If you log into GitHub exclusively via an OAuth provider like Google, you’re handing over control of your account. Not to GitHub — to Google. And Google can cut that access at any time without GitHub even knowing.
What Happens When Google Locks You Out
Google suspends accounts. This isn’t an edge case — it happens. The reasons are varied: multiple accounts linked to the same phone number, suspected policy violations, algorithmic false positives. In my case — the reason for this post — I had multiple Gmail accounts, one per project, all linked to the same phone number. Understandable that Google flags this as suspicious. But the consequences are critical.
The appeals process takes time. In my case, two days until a clear and positive resolution. Fair enough. But two days of total lockout across all affected services — and it could have gone much worse.
If your Google account gets suspended and you use GitHub exclusively through “Login with Google,” here’s what happens:
- GitHub login fails. No error dialog, no warning — the OAuth flow redirects you to Google, Google blocks you, and all GitHub sees is: authentication failed.
- Every service tied to the same OAuth provider goes down simultaneously. Vercel, Netlify, Railway, Supabase — everything where you used “Login with Google” is gone in one stroke.
- Your repos aren’t deleted, but you can’t reach them. No push, no pull, no access to issues or settings.
For a hobby project, that’s annoying. For a commercial project, it’s an unacceptable single point of failure.
The Fix
The solution makes you independent of your OAuth provider:
1. Set an Email and Password Directly on GitHub
Go to your GitHub settings and make sure you have an email address and password set — regardless of whether you normally log in via Google. This is your fallback if the OAuth provider goes down.
2. Keep OAuth as an Additional Login Option Only
“Login with Google” as a convenience feature is fine. As your only way in, it’s negligent. The question you should ask yourself: Can I still log in if Google suspends my account tomorrow?
3. Enable 2FA with an Authenticator App
Use an authenticator app like 1Password or Authy — not SMS. SIM swapping is a real attack vector where attackers transfer your phone number to a new SIM and bypass SMS-based 2FA.
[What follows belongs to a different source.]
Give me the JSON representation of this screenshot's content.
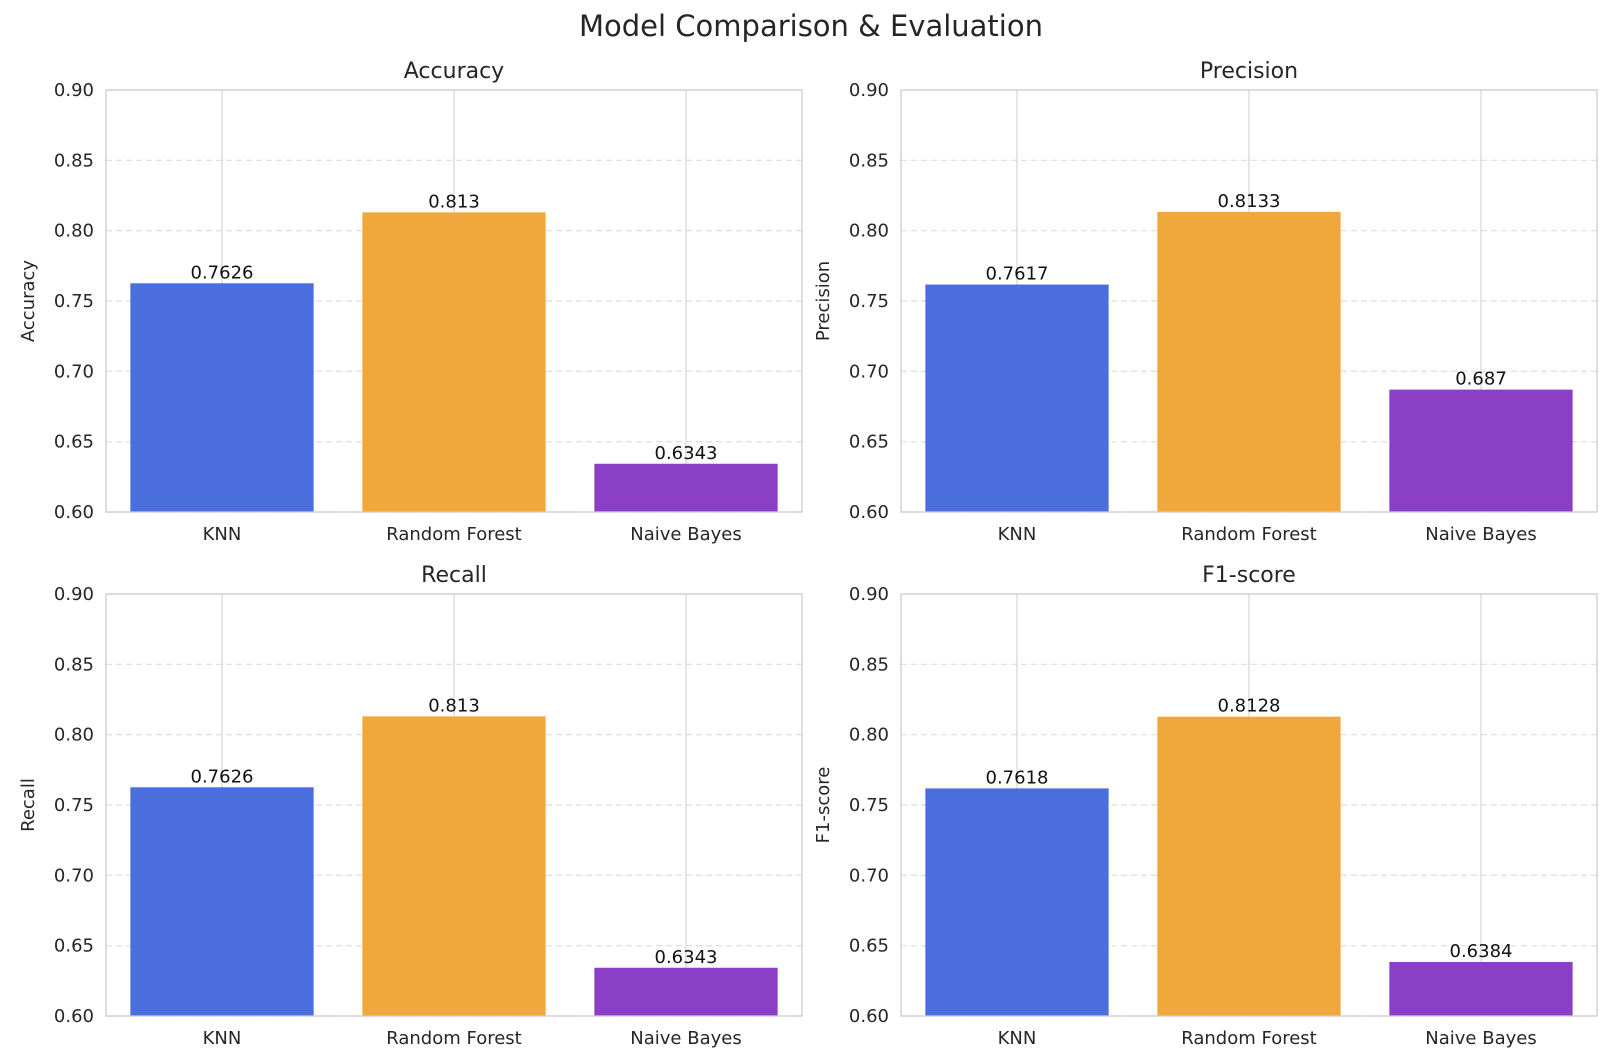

4. Store Recovery Codes Securely
GitHub generates recovery codes when you set up 2FA. These codes are your last lifeline when both your OAuth provider and your authenticator app are unavailable. Store them in your password manager — not in a text file on your desktop.
5. Use a Dedicated Email for Your Asset
Treat every project as a standalone asset. Imagine you wanted to hand it off — a sale, a transfer to a partner, onboarding a new maintainer. How easy is that when every service is tied to your personal Gmail address?
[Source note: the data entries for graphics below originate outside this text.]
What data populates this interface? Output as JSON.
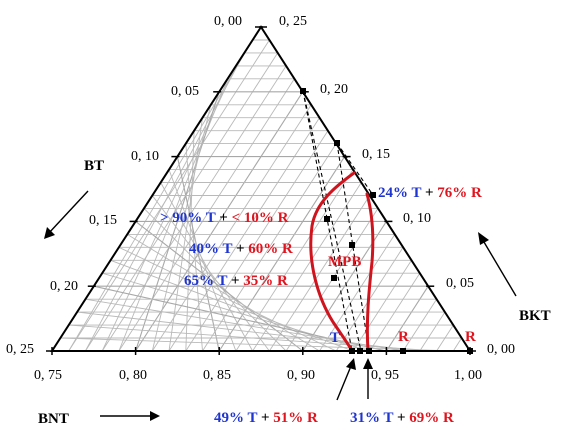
{
  "colors": {
    "blue": "#1f35d0",
    "red": "#e0141e",
    "phase_line": "#d0141e",
    "grid": "#b9b9b9"
  },
  "axes": {
    "bottom_ticks": [
      "0, 75",
      "0, 80",
      "0, 85",
      "0, 90",
      "0, 95",
      "1, 00"
    ],
    "left_ticks": [
      "0, 25",
      "0, 20",
      "0, 15",
      "0, 10",
      "0, 05",
      "0, 00"
    ],
    "right_ticks": [
      "0, 00",
      "0, 05",
      "0, 10",
      "0, 15",
      "0, 20",
      "0, 25"
    ],
    "bt_label": "BT",
    "bkt_label": "BKT",
    "bnt_label": "BNT"
  },
  "annotations": {
    "row1": {
      "a": "> 90% T",
      "plus": " + ",
      "b": "< 10% R"
    },
    "row2": {
      "a": "40% T",
      "plus": " + ",
      "b": "60% R"
    },
    "row3": {
      "a": "65% T",
      "plus": " + ",
      "b": "35% R"
    },
    "top_right": {
      "a": "24% T",
      "plus": " + ",
      "b": "76% R"
    },
    "mpb": "MPB",
    "t_marker": "T",
    "r_marker_1": "R",
    "r_marker_2": "R",
    "bottom_left": {
      "a": "49% T",
      "plus": " + ",
      "b": "51% R"
    },
    "bottom_right": {
      "a": "31% T",
      "plus": " + ",
      "b": "69% R"
    }
  }
}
Use an email address for GitHub and other development-critical services that isn’t tied to your primary Google account. A custom domain with catch-all — a configuration where any address under your domain is accepted (github@yourdomain.com, vercel@yourdomain.com, etc.) — is the most professional solution here.
The Pattern Behind This
The problem isn’t Google. The problem is the implicit assumption that an external service will always be available. OAuth login delegates authentication to a third party — and with it, the risk. If you don’t actively mitigate this, you’re building a single point of failure into your entire development infrastructure.
This doesn’t just apply to Google and GitHub. It applies to every combination of OAuth provider and critical service. Apple ID and iCloud. Microsoft account and Azure. The logic is always the same: Never have only one way in.
OAuth is a convenience feature, not a security architecture. Treat it like one.
Have you ever lost access to a service because your OAuth provider was unreachable?